In the current climate of political extremism and violence, much attention has been directed by policy-makers and academics towards ‘radicalisation’, as the sum of the processes by which individuals are persuaded into such courses of action. Yet, behind the assumptions that usually accompany such analytical initiatives is a conviction that those who are radicalised represent an objectively irrational aberration from the conventionally accepted norms of social and political behaviour. In addition, radicalisation is often seen, not so much as an individual ideological choice, but as a form of socio-political identification with groups opposed to those norms; an acquired or elective identity, in short. As such, for policy-makers, because of its rejection of the dominant socio-political discourse, it is very often a phenomenon akin to criminality, especially when connected to violence because this is to challenge the ‘legitimate’ monopoly of violence claimed by the state.

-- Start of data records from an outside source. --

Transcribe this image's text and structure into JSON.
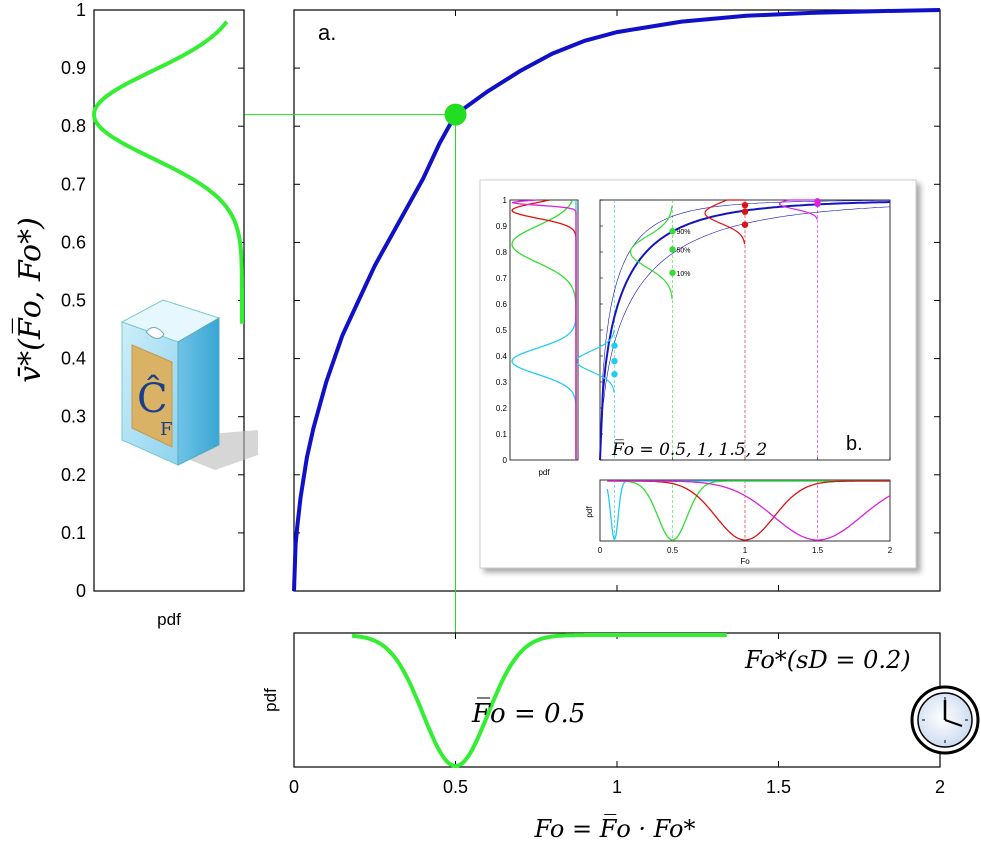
{
  "chart_data": [
    {
      "id": "main",
      "type": "line",
      "panel_label": "a.",
      "ylabel": "v̄*(F̅o, Fo*)",
      "xlim": [
        0,
        2
      ],
      "ylim": [
        0,
        1
      ],
      "x_ticks": [
        "0",
        "0.5",
        "1",
        "1.5",
        "2"
      ],
      "y_ticks": [
        "0",
        "0.1",
        "0.2",
        "0.3",
        "0.4",
        "0.5",
        "0.6",
        "0.7",
        "0.8",
        "0.9",
        "1"
      ],
      "curve_color": "#1010c8",
      "marker": {
        "x": 0.5,
        "y": 0.82,
        "color": "#22dd22"
      },
      "series": [
        {
          "x": [
            0,
            0.005,
            0.01,
            0.02,
            0.04,
            0.06,
            0.08,
            0.1,
            0.15,
            0.2,
            0.25,
            0.3,
            0.35,
            0.4,
            0.45,
            0.5,
            0.6,
            0.7,
            0.8,
            0.9,
            1.0,
            1.2,
            1.4,
            1.6,
            1.8,
            2.0
          ],
          "y": [
            0,
            0.08,
            0.11,
            0.16,
            0.23,
            0.28,
            0.32,
            0.36,
            0.44,
            0.5,
            0.56,
            0.61,
            0.66,
            0.71,
            0.77,
            0.82,
            0.86,
            0.895,
            0.925,
            0.947,
            0.962,
            0.98,
            0.99,
            0.995,
            0.998,
            1.0
          ]
        }
      ]
    },
    {
      "id": "left_pdf",
      "type": "line",
      "xlabel": "pdf",
      "ylim": [
        0,
        1
      ],
      "color": "#33ee33",
      "peak_y": 0.82,
      "start_y": 0.46,
      "end_y": 0.98
    },
    {
      "id": "bottom_pdf",
      "type": "line",
      "ylabel": "pdf",
      "xlabel": "Fo = F̅o · Fo*",
      "xlim": [
        0,
        2
      ],
      "x_ticks": [
        "0",
        "0.5",
        "1",
        "1.5",
        "2"
      ],
      "color": "#33ee33",
      "peak_x": 0.5,
      "start_x": 0.18,
      "end_x": 1.34,
      "annotation_mean": "F̅o = 0.5",
      "annotation_sd": "Fo*(sD = 0.2)"
    },
    {
      "id": "inset",
      "type": "line",
      "panel_label": "b.",
      "caption": "F̅o = 0.5, 1, 1.5, 2",
      "pct_labels": [
        "90%",
        "50%",
        "10%"
      ],
      "left_xlabel": "pdf",
      "bottom_xlabel": "Fo",
      "bottom_ylabel": "pdf",
      "y_ticks": [
        "0",
        "0.1",
        "0.2",
        "0.3",
        "0.4",
        "0.5",
        "0.6",
        "0.7",
        "0.8",
        "0.9",
        "1"
      ],
      "x_ticks": [
        "0",
        "0.5",
        "1",
        "1.5",
        "2"
      ],
      "colors": {
        "cyan": "#22ccee",
        "green": "#33dd33",
        "red": "#dd1111",
        "magenta": "#dd22dd",
        "blue": "#1515c0"
      }
    }
  ],
  "icons": {
    "box_label": "Ĉ",
    "box_sub": "F",
    "clock": "clock-icon"
  }
}
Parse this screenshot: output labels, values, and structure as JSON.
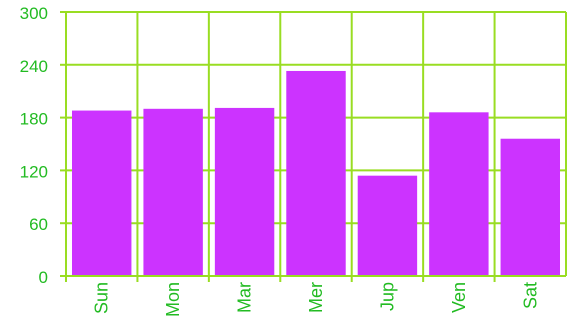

09.30am-11.00am: Session I: Definitions
Chair – Professor Yasir Suleiman
- Savage, S.
- Identity conflict among young Muslims in the UK and the EU.
- Joffé, G.
- Antiphonal responses: social movements and networks.
- Silvestre, S.
What is “radical” about Islam?
11.00-11.30: Coffee Break
11.30am-13.00pm: Session II: Causes
Chair – Professor George Joffé
- Göl, A.
Ethnic Radicalisation: Kurdishness as extremism in hegemonic discourse of Turkey.
- Goddard H.
- A biographical approach to radicalisation: Ziauddin Sardar’s Desperately seeking Paradise and Ed Husain’s The Islamist.
- Pargeter, A.
- Historical patterns of Islamic radicalisation in Europe and North Africa.
- Farmanfarmaian, R.
- Reluctant radicals: the hearts and minds of the silent majority as reflected in Mohsin Hamid’s The reluctant fundamentalist.
14.00 pm-15.30pm: Session III: Structures and outcomes
Chair – Dr Roxane Farmanfarmaian
- Kalawoun, N.
- Tripoli, Lebanon: and Islamist fort or a source of terror?
- Ashour, O.
- Radicalisation and de-radicalisation processes in North Africa: cases in Egypt, Algeria and Libya.
- Spencer, J.
- “Sowing dragon’s teeth”: radicalisation in the Iraq Theatre-of-Operations.
- Hroub, K.
- Israeli Occupation and Western Foreign Policy in the Middle East and Radicalisation.
15.30pm-16.00pm: Coffee Break
16.00pm-17.30pm: Session IV: Case studies in extremism
Chair – Dr Alison Pargeter
- Willis, M.
- Radicalisation and the political process in the Maghrib
- Baabood, A.
- Radicalism in the Gulf
- Day, S.
- A Yemeni radical – Sheikh Tareq bin Nasser al-Fadhli.